Nick Stapleton
Nick Stapleton
Data Science and Engineering (DSE)
Stapleton is a PhD student in Data Science & Engineering at the University of Tennessee, Knoxville, affiliated with the Bredesen Center and ORNL. His background emphasizes applied and interdisciplinary computing, beginning with career and technical education through Skills USA Chapter 432, where he competed in Information Technology Services and earned a bronze medal at the state level. He began his academic training at Sacramento City College, where he pursued computer science for transfer and advanced from peer tutor to Instructional Assistant in Mathematics, helping manage STEM tutoring services. He earned a B.S. in Computer Science from the University of California, Davis, with minors in Mathematics and Music, and served as an Applications Programmer (full-stack) contributing to the EyeVocab project. Stapleton has held national laboratory and teaching appointments, including a SULI internship at Brookhaven National Laboratory, instructional roles at Cal Poly San Luis Obispo (data structures and object-oriented programming), and graduate research at ORNL in quantum machine learning.
Research
Stapleton’s research lies at the intersection of statistical learning theory, applied machine learning, and emerging computational paradigms. His work examines the limits, benefits, and trade-offs between classical computing and non-classical approaches—such as quantum and hybrid systems—particularly for learning and AI workloads. A central goal of this research is to determine when emerging hardware meaningfully outperforms classical architectures, how such advantages can be quantified, and whether qualitative transitions in computational behavior can be identified across paradigms.
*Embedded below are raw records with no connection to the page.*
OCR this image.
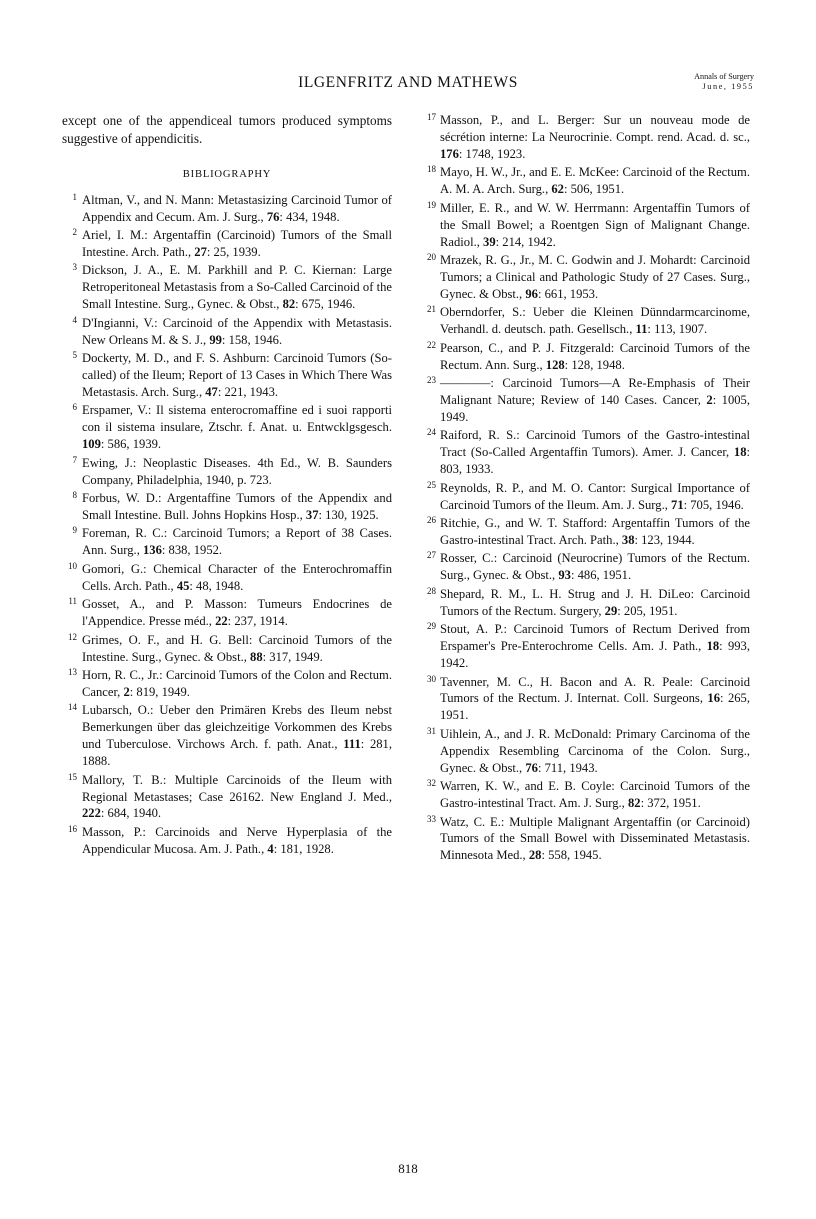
ILGENFRITZ AND MATHEWS	Annals of Surgery
June, 1955

except one of the appendiceal tumors produced symptoms suggestive of appendicitis.

BIBLIOGRAPHY
1 Altman, V., and N. Mann: Metastasizing Carcinoid Tumor of Appendix and Cecum. Am. J. Surg., 76: 434, 1948.
2 Ariel, I. M.: Argentaffin (Carcinoid) Tumors of the Small Intestine. Arch. Path., 27: 25, 1939.
3 Dickson, J. A., E. M. Parkhill and P. C. Kiernan: Large Retroperitoneal Metastasis from a So-Called Carcinoid of the Small Intestine. Surg., Gynec. & Obst., 82: 675, 1946.
4 D'Ingianni, V.: Carcinoid of the Appendix with Metastasis. New Orleans M. & S. J., 99: 158, 1946.
5 Dockerty, M. D., and F. S. Ashburn: Carcinoid Tumors (So-called) of the Ileum; Report of 13 Cases in Which There Was Metastasis. Arch. Surg., 47: 221, 1943.
6 Erspamer, V.: Il sistema enterocromaffine ed i suoi rapporti con il sistema insulare, Ztschr. f. Anat. u. Entwcklgsgesch. 109: 586, 1939.
7 Ewing, J.: Neoplastic Diseases. 4th Ed., W. B. Saunders Company, Philadelphia, 1940, p. 723.
8 Forbus, W. D.: Argentaffine Tumors of the Appendix and Small Intestine. Bull. Johns Hopkins Hosp., 37: 130, 1925.
9 Foreman, R. C.: Carcinoid Tumors; a Report of 38 Cases. Ann. Surg., 136: 838, 1952.
10 Gomori, G.: Chemical Character of the Enterochromaffin Cells. Arch. Path., 45: 48, 1948.
11 Gosset, A., and P. Masson: Tumeurs Endocrines de l'Appendice. Presse méd., 22: 237, 1914.
12 Grimes, O. F., and H. G. Bell: Carcinoid Tumors of the Intestine. Surg., Gynec. & Obst., 88: 317, 1949.
13 Horn, R. C., Jr.: Carcinoid Tumors of the Colon and Rectum. Cancer, 2: 819, 1949.
14 Lubarsch, O.: Ueber den Primären Krebs des Ileum nebst Bemerkungen über das gleichzeitige Vorkommen des Krebs und Tuberculose. Virchows Arch. f. path. Anat., 111: 281, 1888.
15 Mallory, T. B.: Multiple Carcinoids of the Ileum with Regional Metastases; Case 26162. New England J. Med., 222: 684, 1940.
16 Masson, P.: Carcinoids and Nerve Hyperplasia of the Appendicular Mucosa. Am. J. Path., 4: 181, 1928.
17 Masson, P., and L. Berger: Sur un nouveau mode de sécrétion interne: La Neurocrinie. Compt. rend. Acad. d. sc., 176: 1748, 1923.
18 Mayo, H. W., Jr., and E. E. McKee: Carcinoid of the Rectum. A. M. A. Arch. Surg., 62: 506, 1951.
19 Miller, E. R., and W. W. Herrmann: Argentaffin Tumors of the Small Bowel; a Roentgen Sign of Malignant Change. Radiol., 39: 214, 1942.
20 Mrazek, R. G., Jr., M. C. Godwin and J. Mohardt: Carcinoid Tumors; a Clinical and Pathologic Study of 27 Cases. Surg., Gynec. & Obst., 96: 661, 1953.
21 Oberndorfer, S.: Ueber die Kleinen Dünndarmcarcinome, Verhandl. d. deutsch. path. Gesellsch., 11: 113, 1907.
22 Pearson, C., and P. J. Fitzgerald: Carcinoid Tumors of the Rectum. Ann. Surg., 128: 128, 1948.
23 ————: Carcinoid Tumors—A Re-Emphasis of Their Malignant Nature; Review of 140 Cases. Cancer, 2: 1005, 1949.
24 Raiford, R. S.: Carcinoid Tumors of the Gastro-intestinal Tract (So-Called Argentaffin Tumors). Amer. J. Cancer, 18: 803, 1933.
25 Reynolds, R. P., and M. O. Cantor: Surgical Importance of Carcinoid Tumors of the Ileum. Am. J. Surg., 71: 705, 1946.
26 Ritchie, G., and W. T. Stafford: Argentaffin Tumors of the Gastro-intestinal Tract. Arch. Path., 38: 123, 1944.
27 Rosser, C.: Carcinoid (Neurocrine) Tumors of the Rectum. Surg., Gynec. & Obst., 93: 486, 1951.
28 Shepard, R. M., L. H. Strug and J. H. DiLeo: Carcinoid Tumors of the Rectum. Surgery, 29: 205, 1951.
29 Stout, A. P.: Carcinoid Tumors of Rectum Derived from Erspamer's Pre-Enterochrome Cells. Am. J. Path., 18: 993, 1942.
30 Tavenner, M. C., H. Bacon and A. R. Peale: Carcinoid Tumors of the Rectum. J. Internat. Coll. Surgeons, 16: 265, 1951.
31 Uihlein, A., and J. R. McDonald: Primary Carcinoma of the Appendix Resembling Carcinoma of the Colon. Surg., Gynec. & Obst., 76: 711, 1943.
32 Warren, K. W., and E. B. Coyle: Carcinoid Tumors of the Gastro-intestinal Tract. Am. J. Surg., 82: 372, 1951.
33 Watz, C. E.: Multiple Malignant Argentaffin (or Carcinoid) Tumors of the Small Bowel with Disseminated Metastasis. Minnesota Med., 28: 558, 1945.
818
In collaboration with ORNL’s Quantum Science Center, he develops user-facing, agentic software to support quantum–classical workflows, with an emphasis on usability, transparency, and experimental evaluation. His broader research integrates reinforcement learning, high-performance computing, and systems design, focusing on intelligent coordination of heterogeneous resources within the HPC middleware stack to enable adaptive, efficient execution of large-scale scientific workflows.